In recent years, a copy of A Christmas Carol (1914) has resurfaced for audiences to rediscover. Charles Rock portrays Scrooge in this two-reel London Films Production from director Harold Shaw. Rock seems to be channeling Hicks in his performance as there are many striking similarities, at least visually. George Bellamy’s Bob Cratchit is a bid odd (those wide eyes are bit unnerving) as he seems to be a little too gleeful. I’ve always thought the better portrayals of Cratchit are those that show him to meek and almost sorrowful around Scrooge. This leads to highlighting how much of a changed man he becomes once he leaves the office and spend times with his family. All of the ghosts are done quite well here and the story breezes along at a rapid pace of just over 20 minutes. Overall, it’s quite entertaining considering the time limitations.
In 1916, Rupert Julian directed and appeared as Scrooge in The Right to be Happy. This film was nearly one hour long but is now sadly lost to the ravages of time. Six years would pass until the next adaptation appeared. A two-reel version made in 1922 as part of the UK series Tense Moments with Great Authors was directed by George Wynn and starred H.V. Esmond as Scrooge. It now exists only in its 1929 edited American version. At 9 minutes, it clearly tells a greatly abbreviated version and is really nothing more than a curiosity by today’s standards. That said, Esmond looks quite convincing as Scrooge with a performance that seems very similar to that of Alastair Sim from 1951s Scrooge. We also get to see two of the ghosts in addition to Marley, something overlooked in some previous versions. I would love to see the full-length version but, for now, this edited release gives us a glimpse of a fairly well-done production.
Next came A Christmas Carol (1923) starring Russell Thorndike, another adaptation that is once again available to enjoy and compare to other productions. The current state of the film is poor but is still enjoyable enough although it might take a little bit of an effort. Due to poor contrast, Thorndike’s visual performance tends to wash out at times, making it hard to truly judge how well he played Scrooge. Marley isn’t as effective here, nor are the Ghosts of Christmas Past, Present and Future, who appear in rapid fire succession. I’m thankful to have recently seen this but it’s not quite as enjoyable as other versions. This would be the last time we’d see Scrooge in the silent film era (aside from the 1926 American release of 1913s Old Scrooge).

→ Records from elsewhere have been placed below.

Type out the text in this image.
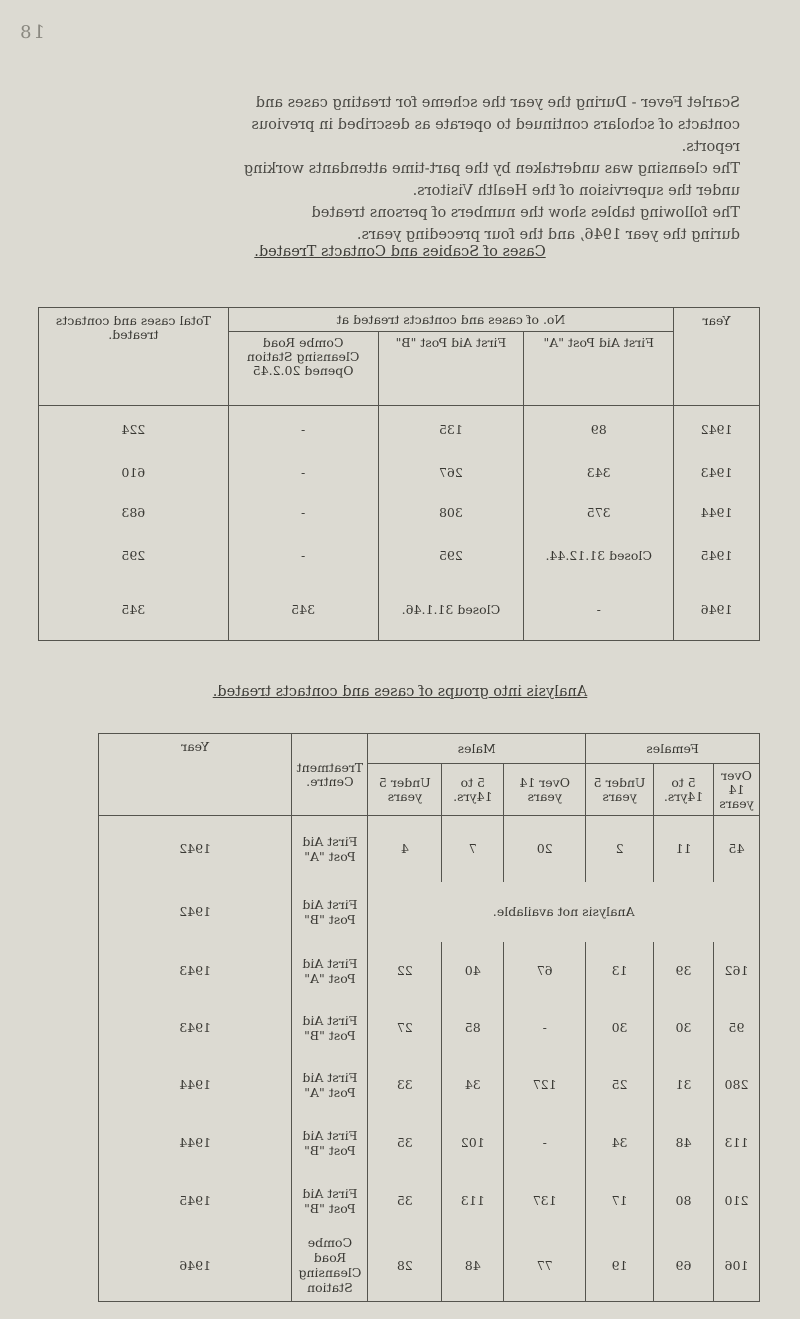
18

Scarlet Fever - During the year the scheme for treating cases and

contacts of scholars continued to operate as described in previous

reports.

The cleansing was undertaken by the part-time attendants working

under the supervision of the Health Visitors.

The following tables show the numbers of persons treated

during the year 1946, and the four preceding years.

Cases of Scabies and Contacts Treated.
Year	No. of cases and contacts treated at			Total cases and contacts treated.
	First Aid Post "A"	First Aid Post "B"	Combe Road Cleansing Station Opened 20.2.45	
1942	89	135	-	224
1943	343	267	-	610
1944	375	308	-	683
1945	Closed 31.12.44.	295	-	295
1946	-	Closed 31.1.46.	345	345
Analysis into groups of cases and contacts treated.
Females			Males			Treatment Centre.	Year
Over 14 years	5 to 14yrs.	Under 5 years	Over 14 years	5 to 14yrs.	Under 5 years		
45	11	2	20	7	4	First Aid Post "A"	1942
Analysis not available.						First Aid Post "B"	1942
162	39	13	67	40	22	First Aid Post "A"	1943
95	30	30	-	85	27	First Aid Post "B"	1943
280	31	25	127	34	33	First Aid Post "A"	1944
113	48	34	-	102	35	First Aid Post "B"	1944
210	80	17	137	113	35	First Aid Post "B"	1945
106	69	19	77	48	28	Combe Road Cleansing Station	1946
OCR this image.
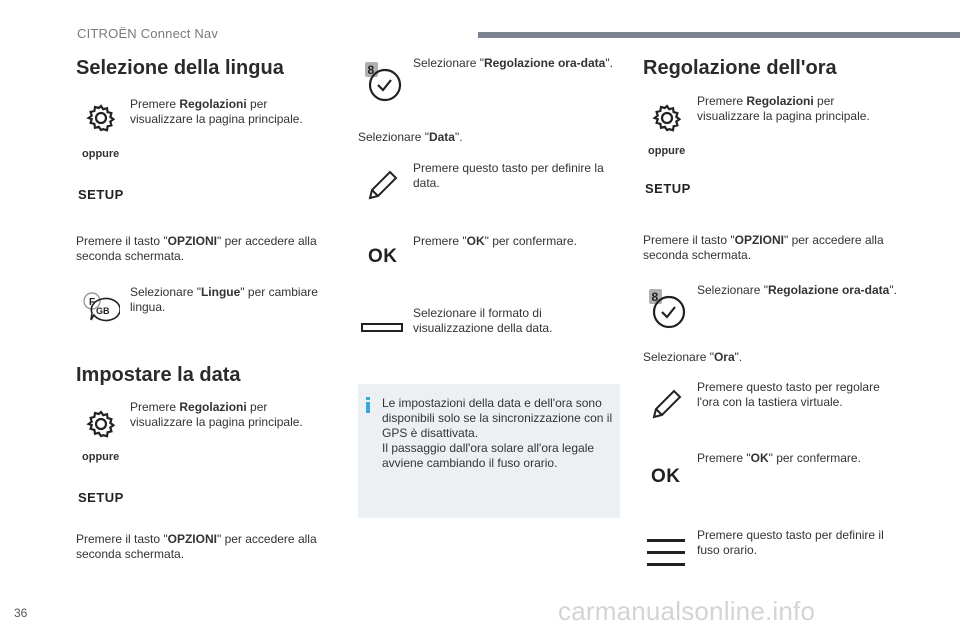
CITROËN Connect Nav
Selezione della lingua
Premere Regolazioni per visualizzare la pagina principale.
oppure
SETUP
Premere il tasto "OPZIONI" per accedere alla seconda schermata.
F
GB
Selezionare "Lingue" per cambiare lingua.
Impostare la data
Premere Regolazioni per visualizzare la pagina principale.
oppure
SETUP
Premere il tasto "OPZIONI" per accedere alla seconda schermata.
8	Selezionare "Regolazione ora-data".
Selezionare "Data".
Premere questo tasto per definire la data.
OK
Premere "OK" per confermare.
Selezionare il formato di visualizzazione della data.
Le impostazioni della data e dell'ora sono disponibili solo se la sincronizzazione con il GPS è disattivata.
Il passaggio dall'ora solare all'ora legale avviene cambiando il fuso orario.
Regolazione dell'ora
Premere Regolazioni per visualizzare la pagina principale.
oppure
SETUP
Premere il tasto "OPZIONI" per accedere alla seconda schermata.
8	Selezionare "Regolazione ora-data".
Selezionare "Ora".
Premere questo tasto per regolare l'ora con la tastiera virtuale.
OK
Premere "OK" per confermare.
Premere questo tasto per definire il fuso orario.
36	carmanualsonline.info
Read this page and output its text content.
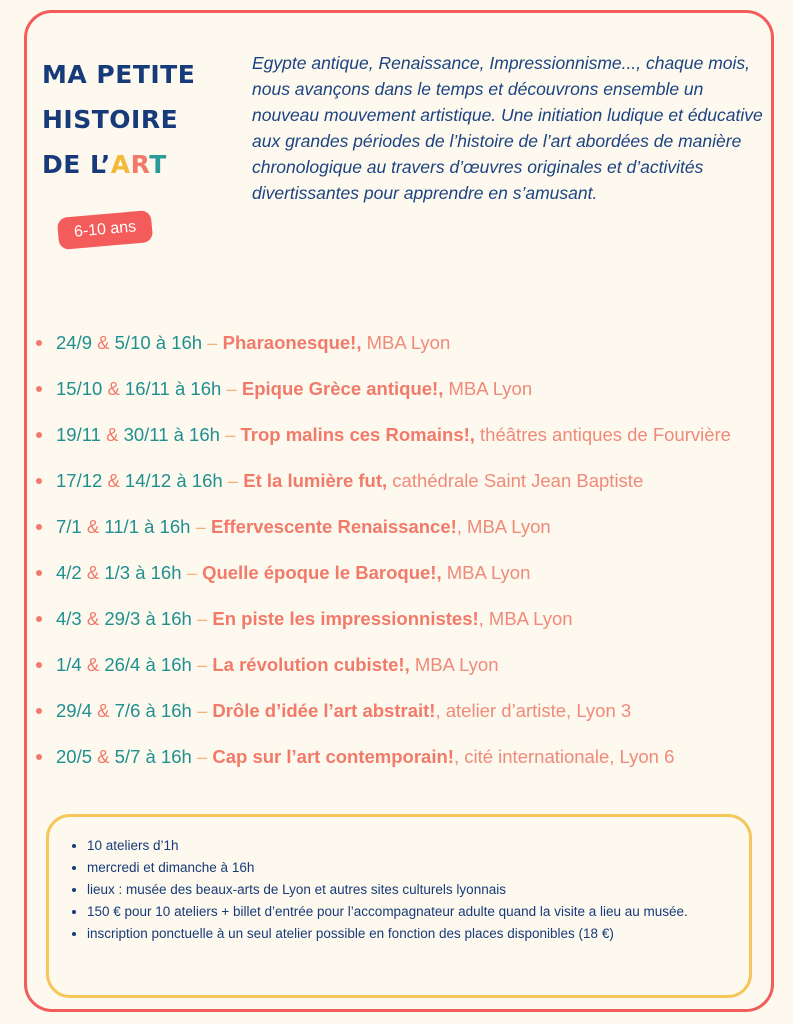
MA PETITE
HISTOIRE
DE L’ART
6-10 ans

Egypte antique, Renaissance, Impressionnisme..., chaque mois, nous avançons dans le temps et découvrons ensemble un nouveau mouvement artistique. Une initiation ludique et éducative aux grandes périodes de l’histoire de l’art abordées de manière chronologique au travers d’œuvres originales et d’activités divertissantes pour apprendre en s’amusant.

24/9 & 5/10 à 16h – Pharaonesque!, MBA Lyon
15/10 & 16/11 à 16h – Epique Grèce antique!, MBA Lyon
19/11 & 30/11 à 16h – Trop malins ces Romains!, théâtres antiques de Fourvière
17/12 & 14/12 à 16h – Et la lumière fut, cathédrale Saint Jean Baptiste
7/1 & 11/1 à 16h – Effervescente Renaissance!, MBA Lyon
4/2 & 1/3 à 16h – Quelle époque le Baroque!, MBA Lyon
4/3 & 29/3 à 16h – En piste les impressionnistes!, MBA Lyon
1/4 & 26/4 à 16h – La révolution cubiste!, MBA Lyon
29/4 & 7/6 à 16h – Drôle d’idée l’art abstrait!, atelier d’artiste, Lyon 3
20/5 & 5/7 à 16h – Cap sur l’art contemporain!, cité internationale, Lyon 6
• 10 ateliers d’1h
• mercredi et dimanche à 16h
• lieux : musée des beaux-arts de Lyon et autres sites culturels lyonnais
• 150 € pour 10 ateliers + billet d’entrée pour l’accompagnateur adulte quand la visite a lieu au musée.
• inscription ponctuelle à un seul atelier possible en fonction des places disponibles (18 €)
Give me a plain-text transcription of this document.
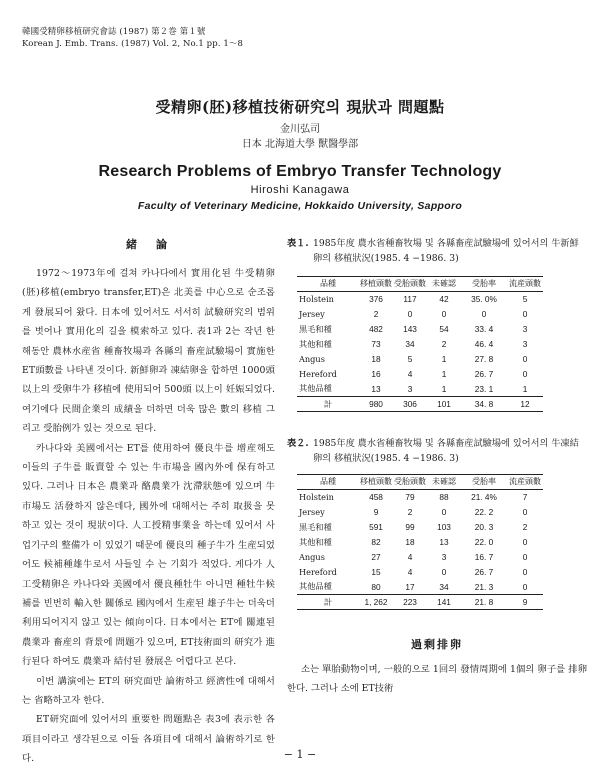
韓國受精卵移植研究會誌 (1987) 第２巻 第１號
Korean J. Emb. Trans. (1987) Vol. 2, No.1 pp. 1〜8
受精卵(胚)移植技術研究의 現狀과 問題點
金川弘司
日本 北海道大學 獸醫學部
Research Problems of Embryo Transfer Technology
Hiroshi Kanagawa
Faculty of Veterinary Medicine, Hokkaido University, Sapporo
緒　論

1972〜1973年에 걸쳐 카나다에서 實用化된 牛受精卵(胚)移植(embryo transfer,ET)은 北美를 中心으로 순조롭게 發展되어 왔다. 日本에 있어서도 서서히 試驗研究의 범위를 벗어나 實用化의 길을 模索하고 있다. 表1과 2는 작년 한해동안 農林水産省 種畜牧場과 各縣의 畜産試驗場이 實施한 ET頭數를 나타낸 것이다. 新鮮卵과 凍結卵을 합하면 1000頭以上의 受卵牛가 移植에 使用되어 500頭 以上이 妊娠되었다. 여기에다 民間企業의 成績을 더하면 더욱 많은 數의 移植 그리고 受胎例가 있는 것으로 된다.

카나다와 美國에서는 ET를 使用하여 優良牛를 增産해도 이들의 子牛를 販賣할 수 있는 牛市場을 國內外에 保有하고 있다. 그러나 日本은 農業과 酪農業가 沈滯狀態에 있으며 牛市場도 活發하지 않은데다, 國外에 대해서는 주히 取扱을 못 하고 있는 것이 現狀이다. 人工授精事業을 하는데 있어서 사업기구의 整備가 이 있었기 때문에 優良의 種子牛가 生産되었어도 候補種雄牛로서 사들일 수 는 기회가 적었다. 게다가 人工受精卵은 카나다와 美國에서 優良種牡牛 아니면 種牡牛候補를 빈번히 輸入한 關係로 國內에서 生産된 雄子牛는 더욱더 利用되어지지 않고 있는 傾向이다. 日本에서는 ET에 關連된 農業과 畜産의 背景에 問題가 있으며, ET技術面의 研究가 進行된다 하여도 農業과 結付된 發展은 어렵다고 본다.

이번 講演에는 ET의 研究面만 論術하고 經濟性에 대해서는 省略하고자 한다.

ET研究面에 있어서의 重要한 問題點은 表3에 表示한 各項目이라고 생각된으로 이들 各項目에 대해서 論術하기로 한다.

表１. 1985年度 農水省種畜牧場 및 各縣畜産試驗場에 있어서의 牛新鮮卵의 移植狀況(1985. 4 −1986. 3)
品種	移植頭數	受胎頭數	未確認	受胎率	流産頭數
Holstein	376	117	42	35. 0%	5
Jersey	2	0	0	0	0
黒毛和種	482	143	54	33. 4	3
其他和種	73	34	2	46. 4	3
Angus	18	5	1	27. 8	0
Hereford	16	4	1	26. 7	0
其他品種	13	3	1	23. 1	1
計	980	306	101	34. 8	12
表２. 1985年度 農水省種畜牧場 및 各縣畜産試驗場에 있어서의 牛凍結卵의 移植狀況(1985. 4 −1986. 3)
品種	移植頭數	受胎頭數	未確認	受胎率	流産頭數
Holstein	458	79	88	21. 4%	7
Jersey	9	2	0	22. 2	0
黒毛和種	591	99	103	20. 3	2
其他和種	82	18	13	22. 0	0
Angus	27	4	3	16. 7	0
Hereford	15	4	0	26. 7	0
其他品種	80	17	34	21. 3	0
計	1, 262	223	141	21. 8	9
過剩排卵

소는 單胎動物이며, 一般的으로 1回의 發情周期에 1個의 卵子를 排卵한다. 그러나 소에 ET技術

− 1 −
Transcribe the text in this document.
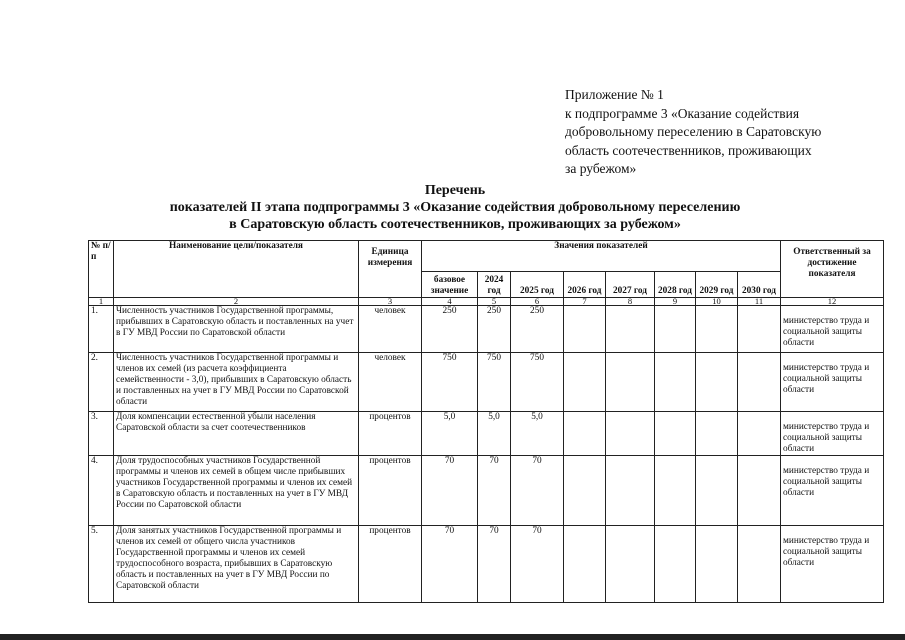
Приложение № 1
к подпрограмме 3 «Оказание содействия
добровольному переселению в Саратовскую
область соотечественников, проживающих
за рубежом»
Перечень
показателей II этапа подпрограммы 3 «Оказание содействия добровольному переселению
в Саратовскую область соотечественников, проживающих за рубежом»
№ п/п	Наименование цели/показателя	Единица измерения	Значения показателей								Ответственный за достижение показателя
			базовое значение	2024 год	2025 год	2026 год	2027 год	2028 год	2029 год	2030 год	
1	2	3	4	5	6	7	8	9	10	11	12
1.	Численность участников Государственной программы, прибывших в Саратовскую область и поставленных на учет в ГУ МВД России по Саратовской области	человек	250	250	250						министерство труда и социальной защиты области
2.	Численность участников Государственной программы и членов их семей (из расчета коэффициента семейственности - 3,0), прибывших в Саратовскую область и поставленных на учет в ГУ МВД России по Саратовской области	человек	750	750	750						министерство труда и социальной защиты области
3.	Доля компенсации естественной убыли населения Саратовской области за счет соотечественников	процентов	5,0	5,0	5,0						министерство труда и социальной защиты области
4.	Доля трудоспособных участников Государственной программы и членов их семей в общем числе прибывших участников Государственной программы и членов их семей в Саратовскую область и поставленных на учет в ГУ МВД России по Саратовской области	процентов	70	70	70						министерство труда и социальной защиты области
5.	Доля занятых участников Государственной программы и членов их семей от общего числа участников Государственной программы и членов их семей трудоспособного возраста, прибывших в Саратовскую область и поставленных на учет в ГУ МВД России по Саратовской области	процентов	70	70	70						министерство труда и социальной защиты области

With the arrival of sound, Scrooge would lay dormant until 1935 when Sir Seymour Hicks reprised the lead role some 22 years after his 1913 film. It would start a new era of Scrooge with so much more of the original story making it to screen with the longer running times and bigger budgets. From Reginald Owen and Alastair Sim to George C. Scott and Patrick Stewart, many actors would bring Scrooge to life in ways the actors from the silent era never could. However, there is a great charm and a certain amount of old world grittiness present in these early silent films. Future adaptations would expand on the tale, allowing the viewer to hear the change in Scrooge’s voice and see all three ghosts on-screen. However, these silent films kept the story of Scrooge alive in the hearts of film lovers for generations, solidifying their importance in cinematic history.
“He had no further intercourse with Spirits, but lived upon the Total Abstinence Principle, ever afterwards; and it was always said of him, that he knew how to keep Christmas well, if any man alive possessed the knowledge. May that be truly said of us, and all of us! And so, as Tiny Tim observed, God bless Us, Every One!”
A previous version of this article was published in December 2017. This edition has been updated to include new information.